Juul Labs has agreed in principle to pay at least $438.5 million to 33 U.S. states (and Puerto Rico) to settle allegations the company deceived consumers and engaged in youth-oriented advertising and marketing. The settlement also requires Juul to adhere to certain standards in its future marketing.
The settlement is the result of a two-year investigation led by the attorneys general of Connecticut, Oregon and Texas. The $438.5 million figure is based on a six-year payment schedule. It could go as high as $470 million if the company spreads payments to the states over 10 years, according to Texas Attorney General Ken Paxton.

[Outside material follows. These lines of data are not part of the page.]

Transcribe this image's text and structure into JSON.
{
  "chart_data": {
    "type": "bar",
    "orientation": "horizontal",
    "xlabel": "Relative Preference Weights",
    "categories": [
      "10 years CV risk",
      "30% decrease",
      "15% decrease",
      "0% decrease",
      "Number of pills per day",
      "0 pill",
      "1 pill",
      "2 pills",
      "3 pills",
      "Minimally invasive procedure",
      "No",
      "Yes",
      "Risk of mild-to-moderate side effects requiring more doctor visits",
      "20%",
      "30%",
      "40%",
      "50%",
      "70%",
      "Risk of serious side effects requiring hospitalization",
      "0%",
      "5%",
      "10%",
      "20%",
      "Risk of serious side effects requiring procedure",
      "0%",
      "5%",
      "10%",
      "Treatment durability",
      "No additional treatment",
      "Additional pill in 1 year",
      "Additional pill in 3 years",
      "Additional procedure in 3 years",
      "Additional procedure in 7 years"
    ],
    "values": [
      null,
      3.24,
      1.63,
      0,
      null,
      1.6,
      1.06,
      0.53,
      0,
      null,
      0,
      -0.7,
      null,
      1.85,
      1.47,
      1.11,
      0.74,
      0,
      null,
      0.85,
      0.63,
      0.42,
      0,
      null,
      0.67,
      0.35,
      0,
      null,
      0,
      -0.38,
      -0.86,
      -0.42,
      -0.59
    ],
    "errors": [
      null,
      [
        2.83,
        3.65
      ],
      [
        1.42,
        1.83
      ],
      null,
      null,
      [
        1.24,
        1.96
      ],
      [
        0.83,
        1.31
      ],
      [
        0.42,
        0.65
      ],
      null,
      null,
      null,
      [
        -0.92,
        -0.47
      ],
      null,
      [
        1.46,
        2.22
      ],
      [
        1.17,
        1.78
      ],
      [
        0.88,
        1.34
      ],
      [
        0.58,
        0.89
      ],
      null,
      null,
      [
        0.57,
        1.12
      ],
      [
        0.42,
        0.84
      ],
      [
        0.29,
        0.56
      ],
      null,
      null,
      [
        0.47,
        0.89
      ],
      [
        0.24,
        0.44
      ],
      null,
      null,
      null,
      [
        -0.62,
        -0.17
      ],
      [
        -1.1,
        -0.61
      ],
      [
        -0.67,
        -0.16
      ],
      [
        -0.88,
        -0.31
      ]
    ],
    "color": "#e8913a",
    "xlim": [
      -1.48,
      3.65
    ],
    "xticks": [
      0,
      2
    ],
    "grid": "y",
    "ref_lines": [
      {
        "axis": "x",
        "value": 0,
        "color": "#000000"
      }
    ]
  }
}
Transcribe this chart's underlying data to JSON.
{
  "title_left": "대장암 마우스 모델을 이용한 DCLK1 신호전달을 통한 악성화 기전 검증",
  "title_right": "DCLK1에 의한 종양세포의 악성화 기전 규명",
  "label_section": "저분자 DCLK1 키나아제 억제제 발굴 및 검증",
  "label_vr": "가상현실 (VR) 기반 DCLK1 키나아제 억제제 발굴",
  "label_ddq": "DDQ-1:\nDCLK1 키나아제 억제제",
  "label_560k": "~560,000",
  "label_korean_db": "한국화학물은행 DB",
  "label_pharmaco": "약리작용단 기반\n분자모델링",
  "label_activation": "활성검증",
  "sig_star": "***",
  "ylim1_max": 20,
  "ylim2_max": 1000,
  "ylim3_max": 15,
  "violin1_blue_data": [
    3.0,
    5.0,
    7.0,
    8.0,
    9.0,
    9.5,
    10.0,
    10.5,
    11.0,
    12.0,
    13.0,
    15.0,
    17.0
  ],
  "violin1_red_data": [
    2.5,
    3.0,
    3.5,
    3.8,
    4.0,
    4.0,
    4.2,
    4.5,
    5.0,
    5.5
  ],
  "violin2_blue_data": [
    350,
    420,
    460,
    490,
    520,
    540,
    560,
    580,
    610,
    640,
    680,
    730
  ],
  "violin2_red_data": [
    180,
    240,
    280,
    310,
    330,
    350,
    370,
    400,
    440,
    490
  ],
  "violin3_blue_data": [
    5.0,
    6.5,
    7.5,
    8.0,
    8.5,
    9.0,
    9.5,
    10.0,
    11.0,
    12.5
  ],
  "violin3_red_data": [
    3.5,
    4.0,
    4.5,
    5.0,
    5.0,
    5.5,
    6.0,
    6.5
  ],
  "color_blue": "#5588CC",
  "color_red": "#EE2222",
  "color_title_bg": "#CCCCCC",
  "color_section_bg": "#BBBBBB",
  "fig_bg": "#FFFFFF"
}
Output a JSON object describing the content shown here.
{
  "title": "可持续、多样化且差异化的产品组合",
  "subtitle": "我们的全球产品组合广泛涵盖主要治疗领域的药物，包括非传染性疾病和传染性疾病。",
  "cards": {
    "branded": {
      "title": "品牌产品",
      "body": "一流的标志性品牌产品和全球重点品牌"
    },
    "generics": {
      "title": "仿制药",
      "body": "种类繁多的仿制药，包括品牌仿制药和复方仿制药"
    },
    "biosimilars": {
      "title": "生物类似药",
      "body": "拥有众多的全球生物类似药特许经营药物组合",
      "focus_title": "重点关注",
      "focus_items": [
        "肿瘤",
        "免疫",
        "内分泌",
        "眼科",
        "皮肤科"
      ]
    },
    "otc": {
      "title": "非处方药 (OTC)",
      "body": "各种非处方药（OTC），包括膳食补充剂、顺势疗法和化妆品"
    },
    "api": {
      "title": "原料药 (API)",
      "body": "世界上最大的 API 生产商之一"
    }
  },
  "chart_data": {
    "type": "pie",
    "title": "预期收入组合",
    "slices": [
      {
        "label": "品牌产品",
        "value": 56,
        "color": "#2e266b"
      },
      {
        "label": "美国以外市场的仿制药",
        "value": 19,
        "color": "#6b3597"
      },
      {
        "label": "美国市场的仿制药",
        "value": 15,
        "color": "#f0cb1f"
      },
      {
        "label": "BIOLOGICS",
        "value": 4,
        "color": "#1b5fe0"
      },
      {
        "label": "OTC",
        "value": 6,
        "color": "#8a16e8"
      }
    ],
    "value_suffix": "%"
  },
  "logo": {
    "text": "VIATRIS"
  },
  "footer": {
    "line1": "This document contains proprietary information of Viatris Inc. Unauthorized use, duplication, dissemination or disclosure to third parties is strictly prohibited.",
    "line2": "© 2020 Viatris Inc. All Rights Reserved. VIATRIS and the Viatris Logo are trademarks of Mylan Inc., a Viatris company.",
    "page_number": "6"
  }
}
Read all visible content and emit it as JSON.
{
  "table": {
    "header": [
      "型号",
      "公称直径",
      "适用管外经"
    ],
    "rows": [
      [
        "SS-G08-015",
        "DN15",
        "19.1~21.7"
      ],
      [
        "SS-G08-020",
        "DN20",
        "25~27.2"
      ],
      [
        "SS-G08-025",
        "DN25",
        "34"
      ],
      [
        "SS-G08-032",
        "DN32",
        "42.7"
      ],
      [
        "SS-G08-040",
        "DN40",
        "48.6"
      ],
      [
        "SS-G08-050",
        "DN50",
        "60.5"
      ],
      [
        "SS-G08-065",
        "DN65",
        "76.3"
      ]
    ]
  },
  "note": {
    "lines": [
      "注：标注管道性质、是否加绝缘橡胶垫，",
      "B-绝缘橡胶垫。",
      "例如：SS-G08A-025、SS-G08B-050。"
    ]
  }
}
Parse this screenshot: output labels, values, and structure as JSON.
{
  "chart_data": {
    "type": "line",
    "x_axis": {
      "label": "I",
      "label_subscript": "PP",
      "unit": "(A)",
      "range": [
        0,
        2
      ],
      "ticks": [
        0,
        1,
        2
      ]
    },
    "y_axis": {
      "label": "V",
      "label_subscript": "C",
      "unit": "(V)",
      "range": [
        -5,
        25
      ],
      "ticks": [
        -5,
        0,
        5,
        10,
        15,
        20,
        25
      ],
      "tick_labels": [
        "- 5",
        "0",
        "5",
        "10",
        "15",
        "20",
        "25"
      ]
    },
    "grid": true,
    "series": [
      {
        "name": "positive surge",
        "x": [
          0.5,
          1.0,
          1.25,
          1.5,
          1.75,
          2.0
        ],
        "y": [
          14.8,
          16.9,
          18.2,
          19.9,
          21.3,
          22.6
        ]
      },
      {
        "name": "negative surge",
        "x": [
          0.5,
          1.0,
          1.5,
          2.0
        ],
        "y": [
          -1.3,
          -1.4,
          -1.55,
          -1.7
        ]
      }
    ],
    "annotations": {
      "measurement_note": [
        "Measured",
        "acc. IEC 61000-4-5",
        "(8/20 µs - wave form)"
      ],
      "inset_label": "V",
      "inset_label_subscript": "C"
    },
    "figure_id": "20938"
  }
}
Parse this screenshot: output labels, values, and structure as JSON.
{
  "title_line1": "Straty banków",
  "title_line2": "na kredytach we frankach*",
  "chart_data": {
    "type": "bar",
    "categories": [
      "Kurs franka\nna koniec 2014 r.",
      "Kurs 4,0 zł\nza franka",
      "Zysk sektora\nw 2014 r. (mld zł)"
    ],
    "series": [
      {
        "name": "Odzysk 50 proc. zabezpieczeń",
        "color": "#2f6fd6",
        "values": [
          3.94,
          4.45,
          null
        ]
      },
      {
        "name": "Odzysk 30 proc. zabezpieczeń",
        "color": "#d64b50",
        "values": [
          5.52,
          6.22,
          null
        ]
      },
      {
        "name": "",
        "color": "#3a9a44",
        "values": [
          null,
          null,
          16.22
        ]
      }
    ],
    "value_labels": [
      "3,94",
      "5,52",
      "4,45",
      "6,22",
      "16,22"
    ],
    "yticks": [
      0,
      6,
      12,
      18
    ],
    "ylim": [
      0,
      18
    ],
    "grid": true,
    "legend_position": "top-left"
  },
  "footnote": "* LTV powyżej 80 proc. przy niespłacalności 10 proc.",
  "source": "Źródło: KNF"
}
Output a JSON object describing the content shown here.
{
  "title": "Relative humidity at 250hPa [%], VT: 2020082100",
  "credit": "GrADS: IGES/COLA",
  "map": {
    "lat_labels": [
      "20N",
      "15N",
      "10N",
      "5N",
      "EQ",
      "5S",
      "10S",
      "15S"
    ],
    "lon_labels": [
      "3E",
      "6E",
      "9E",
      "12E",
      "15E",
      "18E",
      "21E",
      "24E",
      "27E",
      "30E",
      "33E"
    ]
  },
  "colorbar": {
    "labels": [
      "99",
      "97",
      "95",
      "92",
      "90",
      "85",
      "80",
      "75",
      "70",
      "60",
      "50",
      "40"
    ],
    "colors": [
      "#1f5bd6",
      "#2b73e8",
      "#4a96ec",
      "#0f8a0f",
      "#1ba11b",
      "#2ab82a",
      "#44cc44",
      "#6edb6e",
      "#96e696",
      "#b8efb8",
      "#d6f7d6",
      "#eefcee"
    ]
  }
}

The allegations made by the attorneys general will be familiar to anyone who has followed vaping news over the last four years. According to Connecticut AG William Tong, Juul Labs “relentlessly marketed vaping products to underage youth…and misled consumers about the nicotine content and addictiveness of its products.”
“With a technology-focused, sleek design that could easily be concealed, JUUL sold its products in flavors known to be attractive to underage users,” says Paxton’s press release. “JUUL also manipulated the chemical composition of its product to make the vapor less harsh on the throats of young and inexperienced users. To preserve its underage customer base, JUUL relied on age verification techniques that it knew were ineffective.”
The states and territories that joined the settlement, according to Texas AG Paxton, are: Alabama, Arkansas, Connecticut, Delaware, Georgia, Hawaii, Idaho, Indiana, Kansas, Kentucky, Maryland, Maine, Mississippi, Montana, North Dakota, Nebraska, New Hampshire, New Jersey, Nevada, Ohio, Oklahoma, Oregon, Puerto Rico, Rhode Island, South Carolina, South Dakota, Tennessee, Texas, Utah, Virginia, Vermont, Wisconsin, and Wyoming.
Juul settled earlier with some individual states, including a $40 million agreement with North Carolina in June 2021, and later (for lesser amounts) with Arizona, Louisiana and Washington. The company still faces several lawsuits by other state attorneys general, and a huge multi-district litigation (MDL) that consolidates thousands of complaints by individuals, municipalities, school districts and Indian tribes.
The agreement requires Juul to end any marketing to persons under age 35, limits in-store displays and access, sets online and retail sales limits and a retail compliance check protocol, and requires age verification for all sales, among other requirements. Most if not all of the agreed practices listed in the settlement have been standard at Juul for years, and some others have been federally mandated since 2016 under provisions of the FDA’s Deeming Rule.
The allegations surrounding what Connecticut AG Tong describes as Juul’s “cynically calculated advertising campaigns [that] created a new generation of nicotine addicts” stem from Juul’s first ad campaign, which was active for a short period in 2015—more than two years before the first rumblings of the so-called “youth vaping epidemic” began to grab headlines.
In addition, Juul withdrew most of its flavored products from the market in 2018—more than a year before the FDA mandated removal of flavored pod-based vape products in January 2020, and two years before the AG’s investigation began. More recently, the company eliminated all U.S. advertising.
Middle and high school-aged vaping has declined by 60 percent since its high-water mark in 2019, and the most recent teen vaping survey showed that Juul is a bit player in adolescent vaping at this point.
On June 23, the FDA issued a marketing denial order (MDO) to Juul Labs, ordering the company to pull its products from retail shelves immediately. A day later, Juul sought and received a temporary stay from a federal court, allowing the company to continue selling products. Less than two weeks later, the FDA itself put the MDO on hold, admitting it had missed 6,000 pages of evidence in Juul’s marketing application.